A threat hunter has proactive and reactive duties, they combine the skills and knowledge of a threat actor with those of a computer forensics and digital investigator.
A threat hunter must also posses research skills in order to update their arsenal against the newest threats and advanced persistent threat groups and conduct frequent threat intelligence activities.
A threat hunter is an invaluable asset to any organization with an IT infrastructure.

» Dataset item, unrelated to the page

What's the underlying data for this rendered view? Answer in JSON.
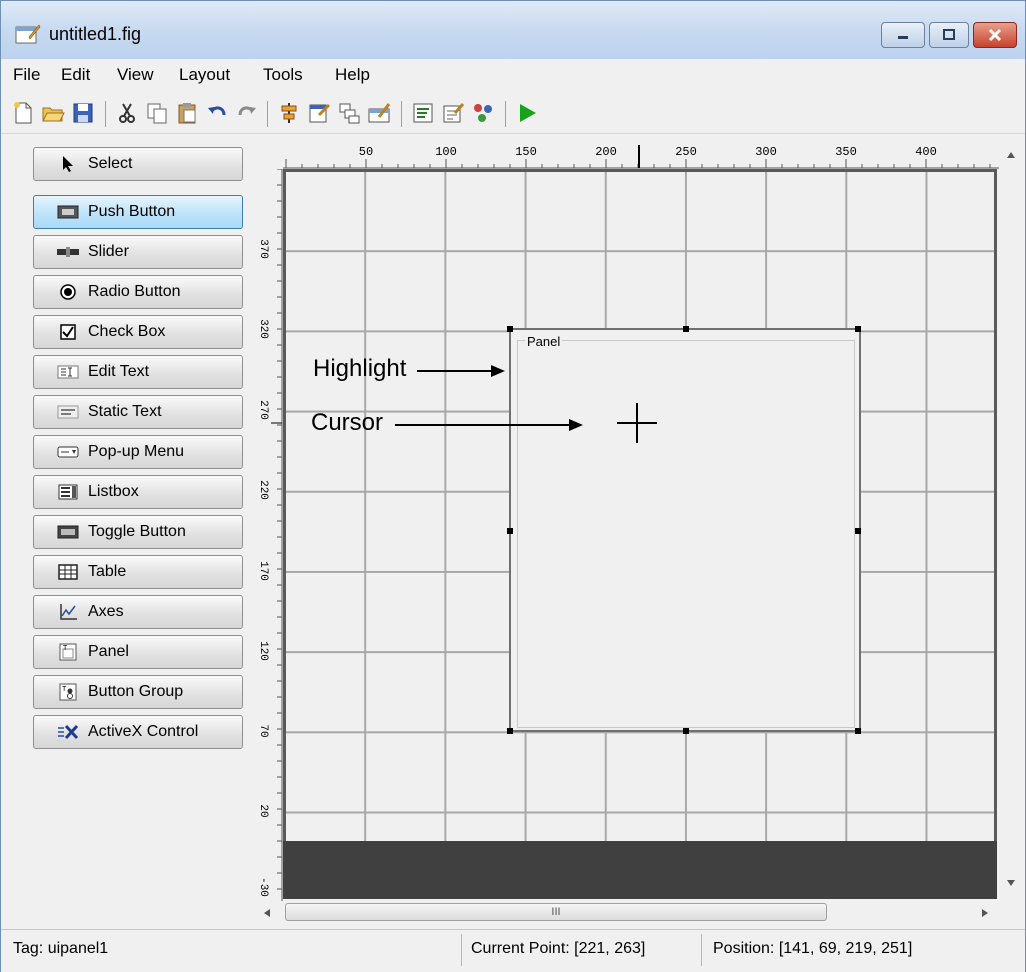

A threat hunter must reflect proper reporting abilities in order to clearly and effectively reflect their findings and assessments to the respective authority.
Threat intelligence is a subset of the Threat Hunting process. Threat intelligence is an activity of paramount importance, that if properly executed, will drastically facilitate the threat hunting activities, and will support any proactive effort for threat hunting and malware detection.

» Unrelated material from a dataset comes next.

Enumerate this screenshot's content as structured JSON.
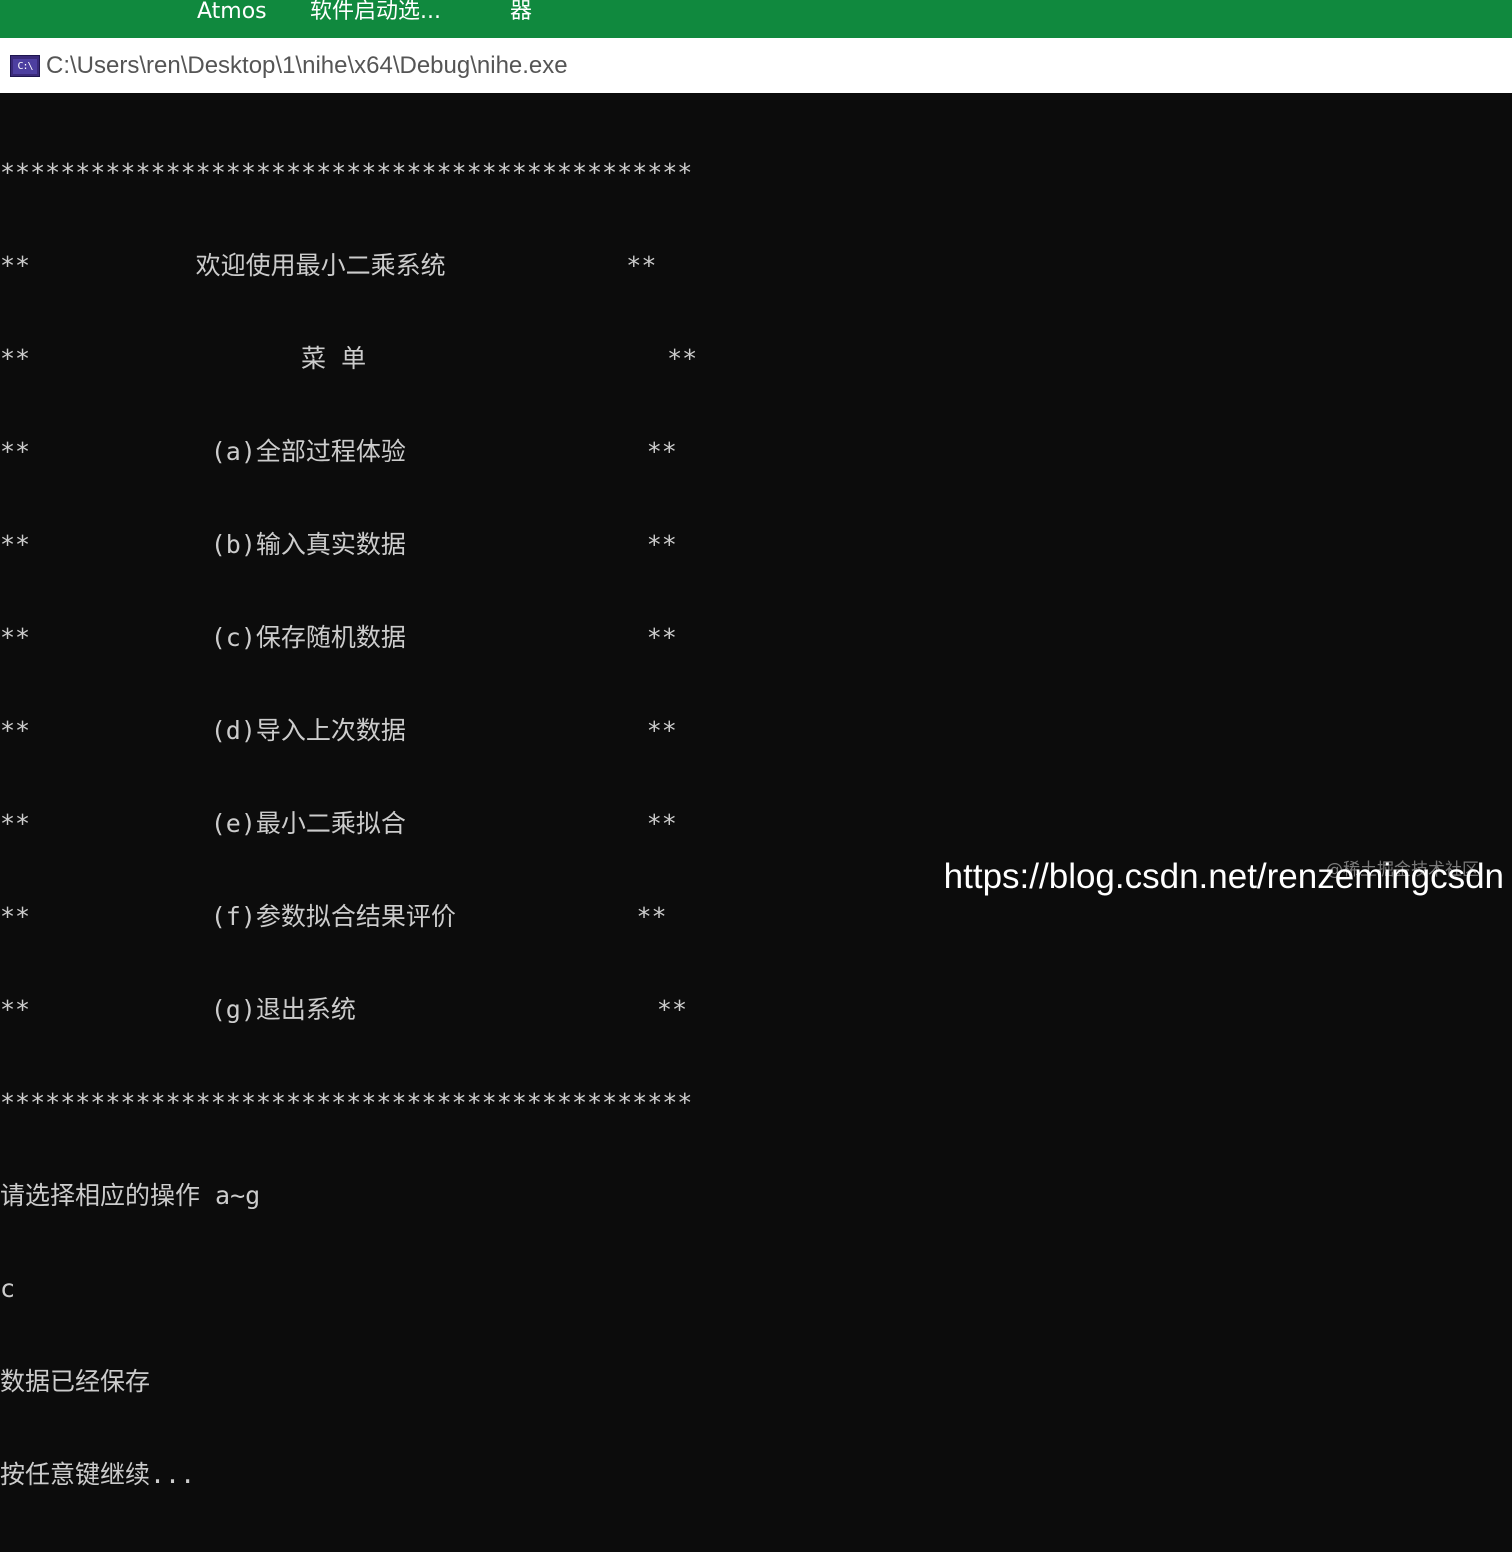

The threat intelligence process involves, gathering indicators of compromise of previously observed threats, and compiling these IOCs into a list that will be used as a reference in our scans to detect any similar artifact on the systems under investigation.
Threat intelligence efforts can be automated using a myriad of tools that will handle everything from gathering intelligence, to integration into SIEM, SOAR, IDS, IPS and Incident Response appliances.
In this article, the focus will be on the manual side of the threat intelligence process, where a hunt for a specific malware on a system will lead into a targeted threat intelligence effort yielding various IOCs that will aid in the detection of a similar artifacts. These IOCs range from simple file hashes and IP addresses, to strings and memory values of an injected process.
The Threat Hunting Essentials
A threat hunter must have knowledge of the arsenal that will help them succeed in their mission. Fortunately, the tools required to conduct a thorough threat hunt are simple and effective. The following mentioned tools are an example of the many other variants that you can freely find online.
To better explain their features, the description provided for each tool is quoted from their respective websites.
This tool is your main companion in your investigative missions.
Redline provides host investigative capabilities to users to find signs of malicious activity through memory and file analysis and the development of a threat assessment profile.
With Redline, you can:
- Thoroughly audit and collect all running processes and drivers from memory, file-system metadata, registry data, event logs, network information, services, tasks and web history.
- Analyze and view imported audit data, including the ability to filter results around a given time frame using Redline’s Timeline functionality.
- Streamline memory analysis with a proven workflow for analyzing malware based on relative priority.
- Perform Indicators of Compromise (IOC) analysis. Supplied with a set of IOCs, the Redline Portable Agent is automatically configured to gather the data required to perform the IOC analysis and an IOC hit result review.
Now lets assume that you have a machine that requires an investigation, your first course of action will be to create a collection batch script that will be run on a removable USB that will be placed on the victim machine. Using Redline, create a collector.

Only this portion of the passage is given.